Most Americans want the U.S. to stop letting in Syrian refugees amid fears of terrorist infiltrations after the Paris attacks.

The findings are part of a Bloomberg Politics National Poll released Wednesday that also shows the nation divided on whether to send U.S. troops to Iraq and Syria to fight the Islamic State, an idea President Obama opposes, and whether the U.S. government is doing enough to protect the homeland from a comparable attack.
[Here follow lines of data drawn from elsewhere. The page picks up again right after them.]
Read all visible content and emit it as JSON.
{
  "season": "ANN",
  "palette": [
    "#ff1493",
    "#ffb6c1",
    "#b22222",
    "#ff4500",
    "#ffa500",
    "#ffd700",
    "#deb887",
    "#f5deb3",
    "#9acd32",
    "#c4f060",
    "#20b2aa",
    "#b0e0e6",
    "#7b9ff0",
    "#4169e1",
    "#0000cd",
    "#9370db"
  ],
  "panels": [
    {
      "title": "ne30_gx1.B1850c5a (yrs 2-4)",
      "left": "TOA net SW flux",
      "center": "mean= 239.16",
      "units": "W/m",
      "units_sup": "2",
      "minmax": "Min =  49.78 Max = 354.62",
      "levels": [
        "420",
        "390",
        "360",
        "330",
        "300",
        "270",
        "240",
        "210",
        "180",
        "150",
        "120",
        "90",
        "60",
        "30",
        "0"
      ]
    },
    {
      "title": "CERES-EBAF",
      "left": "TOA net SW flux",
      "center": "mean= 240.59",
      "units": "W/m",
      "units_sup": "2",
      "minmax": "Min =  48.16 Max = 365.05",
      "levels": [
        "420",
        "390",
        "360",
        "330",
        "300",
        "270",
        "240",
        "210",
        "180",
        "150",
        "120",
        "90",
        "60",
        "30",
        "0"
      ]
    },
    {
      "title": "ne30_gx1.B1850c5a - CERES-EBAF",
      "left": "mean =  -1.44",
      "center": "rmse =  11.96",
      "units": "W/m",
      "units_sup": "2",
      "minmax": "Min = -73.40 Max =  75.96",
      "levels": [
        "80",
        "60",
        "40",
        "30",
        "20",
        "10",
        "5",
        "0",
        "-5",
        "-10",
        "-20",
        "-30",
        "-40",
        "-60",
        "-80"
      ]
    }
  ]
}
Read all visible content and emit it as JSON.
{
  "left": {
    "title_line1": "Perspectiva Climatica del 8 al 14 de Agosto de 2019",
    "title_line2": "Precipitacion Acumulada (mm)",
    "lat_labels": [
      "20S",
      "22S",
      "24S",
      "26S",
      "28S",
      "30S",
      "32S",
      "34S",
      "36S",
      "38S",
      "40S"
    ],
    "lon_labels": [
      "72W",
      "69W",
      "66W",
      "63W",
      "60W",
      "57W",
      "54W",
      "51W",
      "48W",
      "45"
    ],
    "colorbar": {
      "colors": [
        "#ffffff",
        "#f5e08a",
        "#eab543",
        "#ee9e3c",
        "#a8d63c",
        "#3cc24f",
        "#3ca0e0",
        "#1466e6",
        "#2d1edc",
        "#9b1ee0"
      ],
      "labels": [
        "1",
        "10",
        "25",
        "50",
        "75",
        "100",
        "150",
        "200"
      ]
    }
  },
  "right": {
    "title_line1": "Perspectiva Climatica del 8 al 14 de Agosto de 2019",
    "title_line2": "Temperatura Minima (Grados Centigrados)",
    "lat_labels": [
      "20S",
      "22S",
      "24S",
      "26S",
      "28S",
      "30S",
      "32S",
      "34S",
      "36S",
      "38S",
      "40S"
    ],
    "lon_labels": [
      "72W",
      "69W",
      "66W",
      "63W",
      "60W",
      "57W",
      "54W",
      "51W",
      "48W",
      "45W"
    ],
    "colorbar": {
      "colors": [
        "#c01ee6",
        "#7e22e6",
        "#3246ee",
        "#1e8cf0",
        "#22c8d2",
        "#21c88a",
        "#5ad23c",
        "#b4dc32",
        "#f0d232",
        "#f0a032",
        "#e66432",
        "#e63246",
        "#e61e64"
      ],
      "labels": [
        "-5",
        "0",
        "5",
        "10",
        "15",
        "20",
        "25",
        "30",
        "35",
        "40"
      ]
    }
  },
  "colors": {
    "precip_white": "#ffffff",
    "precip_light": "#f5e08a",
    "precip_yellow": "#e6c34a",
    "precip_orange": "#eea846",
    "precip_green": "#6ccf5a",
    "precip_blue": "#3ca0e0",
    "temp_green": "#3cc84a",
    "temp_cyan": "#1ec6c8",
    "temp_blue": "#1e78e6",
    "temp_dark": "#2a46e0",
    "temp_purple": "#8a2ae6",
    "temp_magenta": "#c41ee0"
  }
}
Fifty-three percent of U.S. adults in the survey, conducted in the days immediately after the attacks, say the nation should not continue a program to resettle up to 10,000 Syrian refugees. Just 28 percent would keep the program with the screening process as it now exists, while 9 percent said they would favor a limited program to accept only Syrian Christians while excluding Muslims.

Terror in general and specifically the Islamic State, which claimed responsibility for last week’s attacks, are cited by a combined 35 percent of Americans as the top issue in the survey conducted Nov. 15-17.

There is no consensus about whether to send U.S. troops to Iraq and Syria, with 44 percent for the idea and 45 percent against it; or whether the U.S. has done enough to protect the homeland from a Paris-style attack.

The national poll of 1,002 adults was conducted Nov. 15-17, for Bloomberg Politics by Selzer & Co. of Des Moines, Iowa.